Adakah Cara Mencegah Terjadinya Henti Jantung Mendadak?
Anda dapat mengurangi risiko mengalami henti jantung mendadak dengan berbagai cara, seperti:
- Melakukan kunjungan rutin ke dokter spesialis jantung Anda.
- Melakukan gaya hidup sehat, seperti menurunkan berat badan dan mengonsumsi makanan rendah lemak.
- Menghindari rokok dan produk tembakau lainnya.
- Minum obat yang diresepkan dokter untuk kolesterol tinggi atau aritmia.
- Menjalani prosedur atau operasi yang direkomendasikan dokter, seperti angioplasti atau ablasi kateter.
- Melakukan pengujian genetik jika direkomendasikan dokter untuk mencari penyebab potensial kematian jantung mendadak.
- Mengajari keluarga Anda pentingnya perawatan segera dan mempelajari resusitasi jantung.
Atlet sekolah menengah dan perguruan tinggi harus menjalani pemeriksaan jantung setiap dua tahun. Pemeriksaan ini mencakup evaluasi riwayat pribadi dan keluarga mereka (diperbarui setiap tahun), serta pemeriksaan fisik.
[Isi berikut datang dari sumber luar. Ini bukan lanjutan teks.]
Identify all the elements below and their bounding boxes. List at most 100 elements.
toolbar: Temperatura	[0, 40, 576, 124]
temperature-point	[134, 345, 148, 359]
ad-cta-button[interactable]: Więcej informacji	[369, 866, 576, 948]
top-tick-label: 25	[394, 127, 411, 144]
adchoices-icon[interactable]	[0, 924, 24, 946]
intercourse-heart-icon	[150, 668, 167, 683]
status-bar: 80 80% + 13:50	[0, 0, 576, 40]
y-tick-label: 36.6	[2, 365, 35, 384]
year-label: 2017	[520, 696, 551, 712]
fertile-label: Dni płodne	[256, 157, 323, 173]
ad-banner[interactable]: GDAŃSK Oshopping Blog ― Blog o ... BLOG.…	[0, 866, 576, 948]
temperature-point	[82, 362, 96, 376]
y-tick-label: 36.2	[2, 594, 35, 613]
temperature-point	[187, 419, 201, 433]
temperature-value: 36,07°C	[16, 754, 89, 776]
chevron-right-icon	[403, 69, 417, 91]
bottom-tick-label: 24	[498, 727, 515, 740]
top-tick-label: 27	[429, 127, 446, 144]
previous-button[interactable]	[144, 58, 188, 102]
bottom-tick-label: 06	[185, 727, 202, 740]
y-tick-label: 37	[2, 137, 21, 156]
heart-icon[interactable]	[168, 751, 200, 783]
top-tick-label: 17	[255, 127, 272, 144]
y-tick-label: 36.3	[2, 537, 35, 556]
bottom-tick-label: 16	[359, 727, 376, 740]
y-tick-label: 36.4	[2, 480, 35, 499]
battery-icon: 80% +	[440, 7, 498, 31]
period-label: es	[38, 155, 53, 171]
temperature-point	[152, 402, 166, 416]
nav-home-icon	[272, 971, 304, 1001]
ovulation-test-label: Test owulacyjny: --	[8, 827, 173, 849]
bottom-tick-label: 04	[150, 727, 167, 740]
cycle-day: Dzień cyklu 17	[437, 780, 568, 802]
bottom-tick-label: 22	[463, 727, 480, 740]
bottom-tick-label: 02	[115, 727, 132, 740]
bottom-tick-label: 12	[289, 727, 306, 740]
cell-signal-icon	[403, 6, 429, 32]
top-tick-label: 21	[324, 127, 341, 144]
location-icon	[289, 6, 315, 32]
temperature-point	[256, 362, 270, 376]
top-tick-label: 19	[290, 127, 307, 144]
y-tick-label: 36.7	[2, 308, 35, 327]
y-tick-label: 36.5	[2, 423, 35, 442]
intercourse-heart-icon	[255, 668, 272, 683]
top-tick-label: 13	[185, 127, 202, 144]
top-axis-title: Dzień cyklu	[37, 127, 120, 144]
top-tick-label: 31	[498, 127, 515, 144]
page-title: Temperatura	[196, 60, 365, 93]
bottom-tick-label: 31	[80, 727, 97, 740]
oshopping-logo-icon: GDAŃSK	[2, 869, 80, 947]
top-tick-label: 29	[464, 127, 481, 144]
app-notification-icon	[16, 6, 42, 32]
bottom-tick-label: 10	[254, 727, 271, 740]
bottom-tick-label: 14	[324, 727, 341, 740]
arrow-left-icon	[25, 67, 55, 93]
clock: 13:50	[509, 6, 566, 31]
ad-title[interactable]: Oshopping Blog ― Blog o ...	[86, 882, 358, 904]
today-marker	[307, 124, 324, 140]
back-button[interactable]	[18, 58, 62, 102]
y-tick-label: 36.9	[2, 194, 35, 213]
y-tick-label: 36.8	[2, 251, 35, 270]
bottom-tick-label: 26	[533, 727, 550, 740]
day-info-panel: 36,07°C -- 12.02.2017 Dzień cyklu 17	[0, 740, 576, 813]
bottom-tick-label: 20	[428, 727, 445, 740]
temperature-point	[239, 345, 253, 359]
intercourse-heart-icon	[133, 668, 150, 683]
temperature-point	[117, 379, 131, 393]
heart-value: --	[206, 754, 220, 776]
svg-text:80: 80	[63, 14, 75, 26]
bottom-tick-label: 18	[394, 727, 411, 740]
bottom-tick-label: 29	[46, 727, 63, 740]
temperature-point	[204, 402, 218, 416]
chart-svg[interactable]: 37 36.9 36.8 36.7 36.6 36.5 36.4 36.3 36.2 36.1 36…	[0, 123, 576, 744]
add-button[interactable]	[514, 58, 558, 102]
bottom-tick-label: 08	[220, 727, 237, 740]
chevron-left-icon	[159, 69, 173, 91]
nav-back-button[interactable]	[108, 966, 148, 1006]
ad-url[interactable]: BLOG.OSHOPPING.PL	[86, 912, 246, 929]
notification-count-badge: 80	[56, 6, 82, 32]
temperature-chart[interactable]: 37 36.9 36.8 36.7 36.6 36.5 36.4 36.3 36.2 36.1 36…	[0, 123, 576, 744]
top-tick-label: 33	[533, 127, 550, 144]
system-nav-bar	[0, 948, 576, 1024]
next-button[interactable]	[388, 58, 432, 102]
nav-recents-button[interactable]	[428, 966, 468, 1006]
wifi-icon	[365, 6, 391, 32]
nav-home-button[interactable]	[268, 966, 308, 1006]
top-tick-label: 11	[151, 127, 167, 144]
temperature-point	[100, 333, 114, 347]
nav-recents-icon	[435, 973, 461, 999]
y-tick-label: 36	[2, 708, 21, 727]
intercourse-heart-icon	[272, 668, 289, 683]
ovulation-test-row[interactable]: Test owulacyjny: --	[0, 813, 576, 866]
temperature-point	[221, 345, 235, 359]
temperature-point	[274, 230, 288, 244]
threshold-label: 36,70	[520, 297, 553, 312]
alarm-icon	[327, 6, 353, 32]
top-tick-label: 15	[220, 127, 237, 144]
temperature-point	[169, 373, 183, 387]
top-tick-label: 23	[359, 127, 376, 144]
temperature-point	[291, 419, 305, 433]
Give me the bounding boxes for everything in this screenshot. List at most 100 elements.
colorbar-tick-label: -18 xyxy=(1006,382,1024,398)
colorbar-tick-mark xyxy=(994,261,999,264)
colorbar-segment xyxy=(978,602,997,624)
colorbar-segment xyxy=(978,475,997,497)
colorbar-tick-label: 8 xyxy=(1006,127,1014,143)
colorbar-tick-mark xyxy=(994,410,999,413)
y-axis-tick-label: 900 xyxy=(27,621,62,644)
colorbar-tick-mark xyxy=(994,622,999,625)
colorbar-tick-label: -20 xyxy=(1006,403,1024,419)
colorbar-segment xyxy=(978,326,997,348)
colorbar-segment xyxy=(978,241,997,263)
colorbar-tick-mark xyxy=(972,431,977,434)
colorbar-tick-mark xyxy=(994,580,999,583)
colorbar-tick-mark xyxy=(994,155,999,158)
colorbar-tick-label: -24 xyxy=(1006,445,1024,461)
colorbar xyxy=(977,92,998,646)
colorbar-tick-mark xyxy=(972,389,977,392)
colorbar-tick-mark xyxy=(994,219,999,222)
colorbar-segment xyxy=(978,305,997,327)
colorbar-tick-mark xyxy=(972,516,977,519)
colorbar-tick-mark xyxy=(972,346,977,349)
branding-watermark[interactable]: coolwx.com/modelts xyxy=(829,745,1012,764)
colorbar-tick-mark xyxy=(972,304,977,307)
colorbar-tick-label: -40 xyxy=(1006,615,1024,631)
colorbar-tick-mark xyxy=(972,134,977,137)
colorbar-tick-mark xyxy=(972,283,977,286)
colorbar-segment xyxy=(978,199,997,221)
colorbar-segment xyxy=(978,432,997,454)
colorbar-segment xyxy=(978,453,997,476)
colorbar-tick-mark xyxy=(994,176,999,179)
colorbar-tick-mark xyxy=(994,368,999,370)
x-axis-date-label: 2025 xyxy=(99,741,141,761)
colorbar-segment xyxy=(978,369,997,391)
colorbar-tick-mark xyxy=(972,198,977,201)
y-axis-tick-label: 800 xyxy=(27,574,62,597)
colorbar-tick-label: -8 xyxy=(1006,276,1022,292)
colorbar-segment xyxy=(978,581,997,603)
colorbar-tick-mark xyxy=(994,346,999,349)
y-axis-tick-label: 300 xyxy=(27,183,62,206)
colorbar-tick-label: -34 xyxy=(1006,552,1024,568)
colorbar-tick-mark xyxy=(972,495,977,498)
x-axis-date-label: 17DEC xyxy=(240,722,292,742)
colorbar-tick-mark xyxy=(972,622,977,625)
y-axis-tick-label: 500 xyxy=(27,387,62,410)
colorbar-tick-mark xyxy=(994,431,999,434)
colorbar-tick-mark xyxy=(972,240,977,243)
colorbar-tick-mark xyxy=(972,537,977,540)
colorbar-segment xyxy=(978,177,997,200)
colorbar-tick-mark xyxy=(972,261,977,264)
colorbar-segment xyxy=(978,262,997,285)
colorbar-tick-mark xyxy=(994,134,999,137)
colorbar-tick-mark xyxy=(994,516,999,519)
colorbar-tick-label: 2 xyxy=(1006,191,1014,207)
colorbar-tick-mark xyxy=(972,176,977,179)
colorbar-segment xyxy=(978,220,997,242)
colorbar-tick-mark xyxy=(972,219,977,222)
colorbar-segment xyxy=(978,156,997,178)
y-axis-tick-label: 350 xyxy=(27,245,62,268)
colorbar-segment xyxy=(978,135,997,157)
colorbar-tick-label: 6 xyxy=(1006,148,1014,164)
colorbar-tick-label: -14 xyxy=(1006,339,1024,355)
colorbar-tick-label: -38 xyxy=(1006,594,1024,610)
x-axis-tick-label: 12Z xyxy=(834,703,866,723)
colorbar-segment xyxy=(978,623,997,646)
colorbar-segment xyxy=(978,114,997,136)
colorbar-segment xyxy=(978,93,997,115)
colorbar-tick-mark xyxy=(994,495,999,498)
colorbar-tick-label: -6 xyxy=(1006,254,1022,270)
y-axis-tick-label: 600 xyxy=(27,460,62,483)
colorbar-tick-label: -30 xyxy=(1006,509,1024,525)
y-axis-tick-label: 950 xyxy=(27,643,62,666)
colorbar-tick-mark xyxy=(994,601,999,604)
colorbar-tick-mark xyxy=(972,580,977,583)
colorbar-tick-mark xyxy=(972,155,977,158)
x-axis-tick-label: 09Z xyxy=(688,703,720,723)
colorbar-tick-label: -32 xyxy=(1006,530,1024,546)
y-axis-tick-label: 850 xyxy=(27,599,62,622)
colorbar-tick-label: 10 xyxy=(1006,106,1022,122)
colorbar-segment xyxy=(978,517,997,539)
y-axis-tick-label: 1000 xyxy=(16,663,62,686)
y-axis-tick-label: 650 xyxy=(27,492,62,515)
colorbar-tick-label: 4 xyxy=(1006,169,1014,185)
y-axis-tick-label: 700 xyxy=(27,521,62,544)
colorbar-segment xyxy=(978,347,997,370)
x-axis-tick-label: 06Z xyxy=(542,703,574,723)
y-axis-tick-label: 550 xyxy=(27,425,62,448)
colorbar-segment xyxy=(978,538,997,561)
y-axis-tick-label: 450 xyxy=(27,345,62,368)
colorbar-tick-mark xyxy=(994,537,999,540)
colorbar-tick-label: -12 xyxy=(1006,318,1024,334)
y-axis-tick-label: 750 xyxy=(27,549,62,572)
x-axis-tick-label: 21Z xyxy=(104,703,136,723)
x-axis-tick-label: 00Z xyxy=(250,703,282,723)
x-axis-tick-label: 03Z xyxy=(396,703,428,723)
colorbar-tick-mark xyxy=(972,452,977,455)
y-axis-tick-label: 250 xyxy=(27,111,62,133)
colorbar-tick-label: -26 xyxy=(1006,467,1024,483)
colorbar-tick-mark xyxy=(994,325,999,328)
Dokter dapat merekomendasikan pemeriksaan tambahan seperti elektrokardiogram, jika ada temuan yang mengkhawatirkan pada evaluasi awal.
Jika Anda atau orang terkasih membutuhkan pendampingan medis profesional pasca mengalami henti jantung mendadak, Anda bisa menghubungi OperasiJantung.id di nomor Whatsapp 0877-8777-8614. Kami menyediakan layanan homecare untuk pendampingan di rumah, telekonsultasi seputar penyakit jantung, atau persiapan berobat jantung di dalam negeri atau luar negeri.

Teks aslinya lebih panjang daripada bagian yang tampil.